A presidente Dilma Rousseff reagiu nesta terça-feira (3) às declarações do secretário-geral da Fifa, Jérôme Valcke, de que o Brasil está mais preocupado em conquistar o título da Copa do Mundo do que em organizar o evento.
Indagada, em entrevista à TV Bandeirantes, se concordava com as declarações, ela afirmou que não tem concordado "há muito tempo com declarações variadas. Há muito tempo eu não concordo".
Em seguida, disse que são "indevidas" as considerações feitas sobre um país responsável pela organização de uma Copa do Mundo.
"É incorreta a forma pela qual um país que recebe a Copa é obrigado a escutar certas considerações indevidas a respeito de si mesmo e de sua soberania, um país que tem condições, de forma absolutamente ordeira, de fazer a melhor Copa do Mundo.", declarou.
'Baderna'
A presidente também disse na entrevista que o governo não admitirá "qualquer tipo de baderna" durante a Copa do Mundo. A Copa começa no próximo dia 12, com o jogo entre Brasil e Croácia, em São Paulo.

Ela fez a declaração em entrevista à TV Bandeirantes, levada ao ar na noite desta terça. A presidente fez referência à "baderna" depois de afirmar que ofereceu o auxílio das Forças Armadas aos governadores de todos os 12 estados-sede de jogos da Copa.

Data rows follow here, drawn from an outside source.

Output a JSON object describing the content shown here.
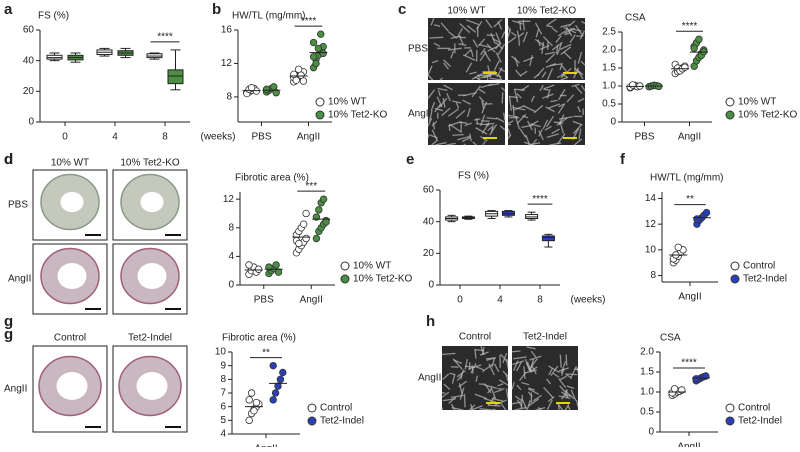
{
  "chart_data": [
    {
      "panel": "a",
      "type": "box",
      "title": "FS (%)",
      "categories": [
        "0",
        "4",
        "8"
      ],
      "xlabel": "(weeks)",
      "ylim": [
        0,
        60
      ],
      "yticks": [
        0,
        20,
        40,
        60
      ],
      "series": [
        {
          "name": "10% WT",
          "color": "#ffffff",
          "min": [
            40,
            43,
            41
          ],
          "q1": [
            41,
            44,
            42
          ],
          "median": [
            42,
            45.5,
            43
          ],
          "q3": [
            43.5,
            47,
            44.5
          ],
          "max": [
            45,
            48,
            45
          ]
        },
        {
          "name": "10% Tet2-KO",
          "color": "#4a8f43",
          "min": [
            39,
            42,
            21
          ],
          "q1": [
            40.5,
            43.5,
            25
          ],
          "median": [
            42,
            45,
            30
          ],
          "q3": [
            43.5,
            46.5,
            34
          ],
          "max": [
            45,
            48,
            47
          ]
        }
      ],
      "annotations": [
        {
          "text": "****",
          "category": 2
        }
      ]
    },
    {
      "panel": "b",
      "type": "dot",
      "title": "HW/TL (mg/mm)",
      "categories": [
        "PBS",
        "AngII"
      ],
      "ylim": [
        5,
        16
      ],
      "yticks": [
        8,
        12,
        16
      ],
      "series": [
        {
          "name": "10% WT",
          "color": "#ffffff",
          "values": [
            [
              8.5,
              8.6,
              8.8,
              9.0,
              8.7,
              8.4,
              8.9,
              9.1
            ],
            [
              9.8,
              10.2,
              10.5,
              10.8,
              11.0,
              10.3,
              10.0,
              11.3,
              10.6,
              9.9,
              10.7
            ]
          ],
          "means": [
            8.75,
            10.5
          ]
        },
        {
          "name": "10% Tet2-KO",
          "color": "#4a8f43",
          "values": [
            [
              8.6,
              8.8,
              9.0,
              9.2,
              8.5,
              8.9
            ],
            [
              11.5,
              12.5,
              13.0,
              13.5,
              14.0,
              14.5,
              12.0,
              13.8,
              15.5,
              13.2,
              12.8
            ]
          ],
          "means": [
            8.8,
            13.3
          ]
        }
      ],
      "annotations": [
        {
          "text": "****",
          "category": 1
        }
      ]
    },
    {
      "panel": "c",
      "type": "dot",
      "title": "CSA",
      "categories": [
        "PBS",
        "AngII"
      ],
      "ylim": [
        0,
        2.5
      ],
      "yticks": [
        0,
        0.5,
        {
          "value": 1,
          "label": "1.0"
        },
        1.5,
        {
          "value": 2,
          "label": "2.0"
        },
        2.5
      ],
      "series": [
        {
          "name": "10% WT",
          "color": "#ffffff",
          "values": [
            [
              0.95,
              1.0,
              1.02,
              0.98,
              1.0,
              0.97,
              1.03
            ],
            [
              1.35,
              1.4,
              1.45,
              1.5,
              1.55,
              1.6,
              1.5,
              1.42,
              1.48,
              1.52
            ]
          ],
          "means": [
            0.99,
            1.48
          ]
        },
        {
          "name": "10% Tet2-KO",
          "color": "#4a8f43",
          "values": [
            [
              0.98,
              1.0,
              1.02,
              1.01,
              0.99
            ],
            [
              1.55,
              1.7,
              1.8,
              1.9,
              2.0,
              2.1,
              2.2,
              2.3,
              1.85,
              1.95,
              2.05
            ]
          ],
          "means": [
            1.0,
            1.94
          ]
        }
      ],
      "annotations": [
        {
          "text": "****",
          "category": 1
        }
      ]
    },
    {
      "panel": "d",
      "type": "dot",
      "title": "Fibrotic area (%)",
      "categories": [
        "PBS",
        "AngII"
      ],
      "ylim": [
        0,
        13
      ],
      "yticks": [
        0,
        4,
        8,
        12
      ],
      "series": [
        {
          "name": "10% WT",
          "color": "#ffffff",
          "values": [
            [
              1.5,
              2,
              2.5,
              1.8,
              2.2,
              2.8
            ],
            [
              4.5,
              5,
              5.5,
              6,
              6.5,
              7,
              7.5,
              8,
              8.5,
              10,
              6.2,
              5.8
            ]
          ],
          "means": [
            2.1,
            6.7
          ]
        },
        {
          "name": "10% Tet2-KO",
          "color": "#4a8f43",
          "values": [
            [
              1.6,
              2,
              2.3,
              2.8,
              1.8,
              2.5
            ],
            [
              6.5,
              7.5,
              8,
              8.5,
              9,
              9.5,
              10.5,
              11.5,
              12,
              8.8
            ]
          ],
          "means": [
            2.2,
            9.2
          ]
        }
      ],
      "annotations": [
        {
          "text": "***",
          "category": 1
        }
      ]
    },
    {
      "panel": "e",
      "type": "box",
      "title": "FS (%)",
      "categories": [
        "0",
        "4",
        "8"
      ],
      "xlabel": "(weeks)",
      "ylim": [
        0,
        60
      ],
      "yticks": [
        0,
        20,
        40,
        60
      ],
      "series": [
        {
          "name": "Control",
          "color": "#ffffff",
          "min": [
            40,
            42,
            41
          ],
          "q1": [
            41,
            43.5,
            42
          ],
          "median": [
            42,
            45,
            43
          ],
          "q3": [
            43,
            46.5,
            44.5
          ],
          "max": [
            44,
            47,
            46
          ]
        },
        {
          "name": "Tet2-Indel",
          "color": "#2b40b8",
          "min": [
            41.5,
            43,
            24
          ],
          "q1": [
            42,
            44,
            28
          ],
          "median": [
            42.5,
            45,
            30
          ],
          "q3": [
            43,
            46.5,
            31
          ],
          "max": [
            43.5,
            47,
            32
          ]
        }
      ],
      "annotations": [
        {
          "text": "****",
          "category": 2
        }
      ]
    },
    {
      "panel": "f",
      "type": "dot",
      "title": "HW/TL (mg/mm)",
      "categories": [
        "AngII"
      ],
      "ylim": [
        7.5,
        14.5
      ],
      "yticks": [
        8,
        10,
        12,
        14
      ],
      "series": [
        {
          "name": "Control",
          "color": "#ffffff",
          "values": [
            [
              9,
              9.2,
              9.5,
              9.8,
              10,
              9.3,
              9.6,
              10.2
            ]
          ],
          "means": [
            9.6
          ]
        },
        {
          "name": "Tet2-Indel",
          "color": "#2b40b8",
          "values": [
            [
              12,
              12.3,
              12.5,
              12.7,
              12.9,
              12.4
            ]
          ],
          "means": [
            12.5
          ]
        }
      ],
      "annotations": [
        {
          "text": "**",
          "category": 0
        }
      ]
    },
    {
      "panel": "g",
      "type": "dot",
      "title": "Fibrotic area (%)",
      "categories": [
        "AngII"
      ],
      "ylim": [
        4,
        10
      ],
      "yticks": [
        4,
        5,
        6,
        7,
        8,
        9,
        10
      ],
      "series": [
        {
          "name": "Control",
          "color": "#ffffff",
          "values": [
            [
              5,
              5.5,
              5.8,
              6,
              6.2,
              6.5,
              7,
              5.7,
              6.3
            ]
          ],
          "means": [
            6.0
          ]
        },
        {
          "name": "Tet2-Indel",
          "color": "#2b40b8",
          "values": [
            [
              6.5,
              7,
              7.5,
              8,
              8.5,
              9
            ]
          ],
          "means": [
            7.7
          ]
        }
      ],
      "annotations": [
        {
          "text": "**",
          "category": 0
        }
      ]
    },
    {
      "panel": "h",
      "type": "dot",
      "title": "CSA",
      "categories": [
        "AngII"
      ],
      "ylim": [
        0,
        2
      ],
      "yticks": [
        0,
        0.5,
        {
          "value": 1,
          "label": "1.0"
        },
        1.5,
        {
          "value": 2,
          "label": "2.0"
        }
      ],
      "series": [
        {
          "name": "Control",
          "color": "#ffffff",
          "values": [
            [
              0.92,
              0.95,
              1.0,
              1.02,
              1.05,
              0.98,
              1.08
            ]
          ],
          "means": [
            1.0
          ]
        },
        {
          "name": "Tet2-Indel",
          "color": "#2b40b8",
          "values": [
            [
              1.28,
              1.32,
              1.35,
              1.38,
              1.4,
              1.33
            ]
          ],
          "means": [
            1.35
          ]
        }
      ],
      "annotations": [
        {
          "text": "****",
          "category": 0
        }
      ]
    }
  ],
  "image_panels": [
    {
      "panel": "c",
      "kind": "micro",
      "columns": [
        "10% WT",
        "10% Tet2-KO"
      ],
      "rows": [
        "PBS",
        "AngII"
      ]
    },
    {
      "panel": "d",
      "kind": "heart",
      "columns": [
        "10% WT",
        "10% Tet2-KO"
      ],
      "rows": [
        "PBS",
        "AngII"
      ]
    },
    {
      "panel": "g",
      "kind": "heart",
      "columns": [
        "Control",
        "Tet2-Indel"
      ],
      "rows": [
        "AngII"
      ]
    },
    {
      "panel": "h",
      "kind": "micro",
      "columns": [
        "Control",
        "Tet2-Indel"
      ],
      "rows": [
        "AngII"
      ]
    }
  ]
}
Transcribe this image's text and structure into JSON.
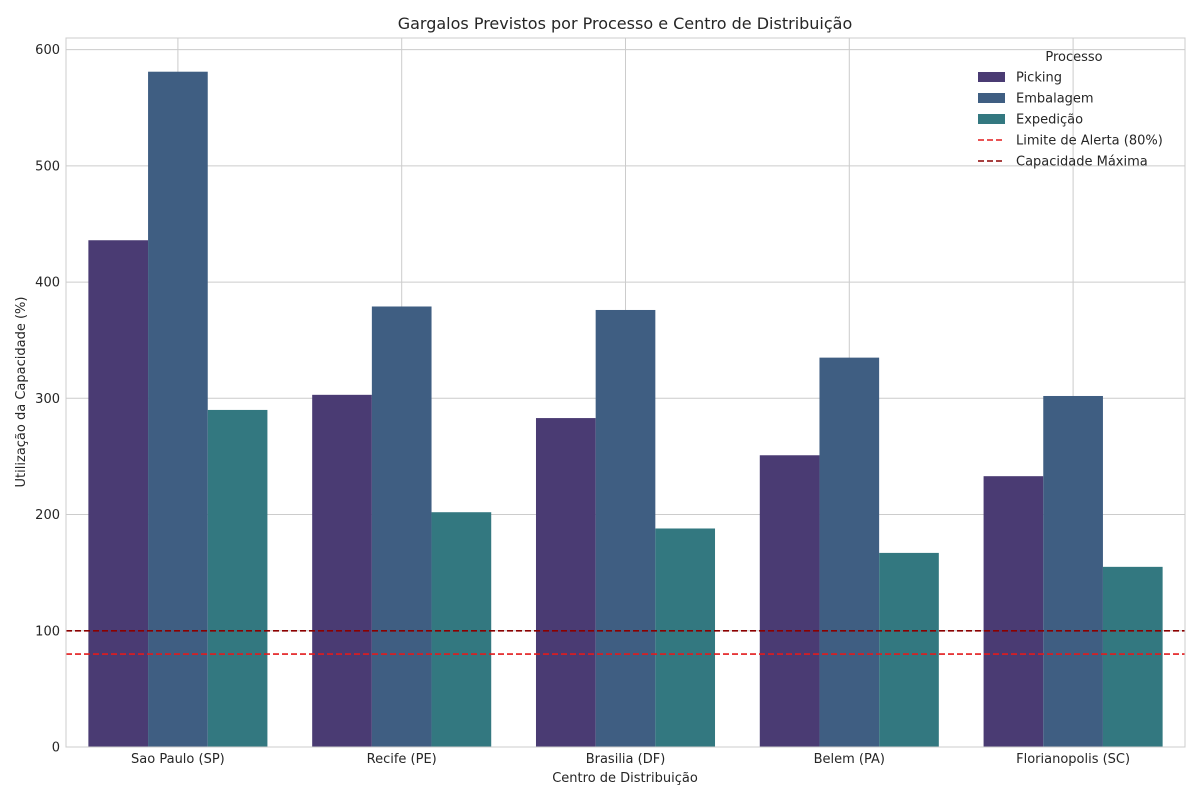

"Nós estamos trabalhando de forma muito intensa para que as condições de segurança dos chefes de Estado e de governo que vão nos visitar – e são muitos – e as delegações que venham para cá, e que todos os torcedores, turistas e apreciadores de futebol tenham condições de segurança. Não admitiremos, não admitiremos mesmo, que haja qualquer tipo de baderna tentando impedir que as pessoas assistam à Copa do Mundo, que as pessoas tenham acesso à Copa do Mundo", declarou.
Segundo ela, as manifestações são "absolutamente legítimas". Ela ressalvou, porém, que "não é legítimo, não é democrático, quebra-quebra, destruir propriedade privada e pública e muito menos, porque aí é crime, tirar vida humana".